Ron breaks my heart here. He's always felt inadequate and overshadowed and you've rehashed all of those insecurities through Hermione, who I would have hoped would actually be the one to make them go away! But then I feel badly for her as well, because she has gotten to the point where she doesn't even yell or fight anymore, she just tries to bury her unhappiness with Ron by making jokes out of the situations he gets her into!
I love the internal switch from Hermione's POV into Ginny's, where we see that Hermione is jealous of Ginny and her 'perfect' marriage with Harry (Harry, who thinks she's fat and reminds him of Mrs. Weasley these days), only to find out that Ginny is jealous of Hermione and the freedom she will soon acquire (of course, only for a fleeting moment, because Ginny is apparently going to be a negative Nancy whether she's with Harry or not)!

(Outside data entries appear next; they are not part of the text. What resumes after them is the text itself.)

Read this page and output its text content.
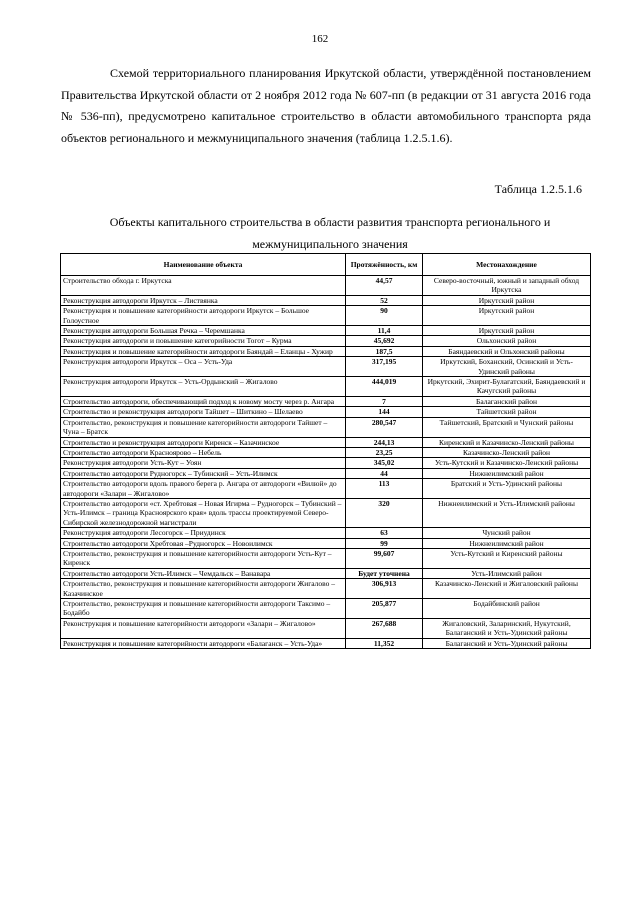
162

Схемой территориального планирования Иркутской области, утверждённой постановлением Правительства Иркутской области от 2 ноября 2012 года № 607-пп (в редакции от 31 августа 2016 года № 536-пп), предусмотрено капитальное строительство в области автомобильного транспорта ряда объектов регионального и межмуниципального значения (таблица 1.2.5.1.6).

Таблица 1.2.5.1.6

Объекты капитального строительства в области развития транспорта регионального и межмуниципального значения

Наименование объекта	Протяжённость, км	Местонахождение
Строительство обхода г. Иркутска	44,57	Северо-восточный, южный и западный обход Иркутска
Реконструкция автодороги Иркутск – Листвянка	52	Иркутский район
Реконструкция и повышение категорийности автодороги Иркутск – Большое Голоустное	90	Иркутский район
Реконструкция автодороги Большая Речка – Черемшанка	11,4	Иркутский район
Реконструкция автодороги и повышение категорийности Тогот – Курма	45,692	Ольхонский район
Реконструкция и повышение категорийности автодороги Баяндай – Еланцы - Хужир	187,5	Баяндаевский и Ольхонский районы
Реконструкция автодороги Иркутск – Оса – Усть-Уда	317,195	Иркутский, Боханский, Осинский и Усть-Удинский районы
Реконструкция автодороги Иркутск – Усть-Ордынский – Жигалово	444,019	Иркутский, Эхирит-Булагатский, Баяндаевский и Качугский районы
Строительство автодороги, обеспечивающий подход к новому мосту через р. Ангара	7	Балаганский район
Строительство и реконструкция автодороги Тайшет – Шиткино – Шелаево	144	Тайшетский район
Строительство, реконструкция и повышение категорийности автодороги Тайшет – Чуна – Братск	280,547	Тайшетский, Братский и Чунский районы
Строительство и реконструкция автодороги Киренск – Казачинское	244,13	Киренский и Казачинско-Ленский районы
Строительство автодороги Красноярово – Небель	23,25	Казачинско-Ленский район
Реконструкция автодороги Усть-Кут – Уоян	345,02	Усть-Кутский и Казачинско-Ленский районы
Строительство автодороги Рудногорск – Тубинский – Усть-Илимск	44	Нижнеилимский район
Строительство автодороги вдоль правого берега р. Ангара от автодороги «Вилюй» до автодороги «Залари – Жигалово»	113	Братский и Усть-Удинский районы
Строительство автодороги «ст. Хребтовая – Новая Игирма – Рудногорск – Тубинский – Усть-Илимск – граница Красноярского края» вдоль трассы проектируемой Северо-Сибирской железнодорожной магистрали	320	Нижнеилимский и Усть-Илимский районы
Реконструкция автодороги Лесогорск – Приудинск	63	Чунский район
Строительство автодороги Хребтовая –Рудногорск – Новоилимск	99	Нижнеилимский район
Строительство, реконструкция и повышение категорийности автодороги Усть-Кут – Киренск	99,607	Усть-Кутский и Киренский районы
Строительство автодороги Усть-Илимск – Чемдальск – Ванавара	Будет уточнена	Усть-Илимский район
Строительство, реконструкция и повышение категорийности автодороги Жигалово – Казачинское	306,913	Казачинско-Ленский и Жигаловский районы
Строительство, реконструкция и повышение категорийности автодороги Таксимо – Бодайбо	205,877	Бодайбинский район
Реконструкция и повышение категорийности автодороги «Залари – Жигалово»	267,688	Жигаловский, Заларинский, Нукутский, Балаганский и Усть-Удинский районы
Реконструкция и повышение категорийности автодороги «Балаганск – Усть-Уда»	11,352	Балаганский и Усть-Удинский районы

OH BUT WAIT! Now Hermione's changing her mind? And just when we've heard poor, sweet, young, innocent Rose accept and almost even wish for the divorce! Why must you toy with my emotions so??
It's like you took everybody's baggage that was so close to being stuffed away when the books ended and said 'Ha ha! Not so fast!' before dumping it right back on top of them. Do you feel good about yourself for doing this to your poor readers?? I just want them to be happy! Why would you do this to them? (I hope you understand that I'm just being dramatic and that I truly think you're fantastic! hahaha)
"Her words were unsure and low, but it doesn't matter how you say the word "divorce." It still sounds like "destruction."" - Great line. Your writing is just wonderful. It's so fluid and the transitions between different POV's is so smooth; you never lose your flow. I also love the small, seemingly arbitrary details that you have strewn about the story. It adds this layer of... normalcy, even though to me it's all so abnormal, these four falling apart the way they are! It's almost surreal reading this! Especially with this line: "She wondered, though, that her parents had been in Gryffindor. They never did anything brave." It's like they aren't even themselves anymore. It's so upsetting. I'm very upset.
Man, this whole story was just... phenomenal, really. Like, as much as I kind of really hate you for this, I can't deny how absolutely fantastic of a story it is, in every way. I feel like just curling up in the corner and crying for every character here. And for myself. And for you and your clearly non-existent heart.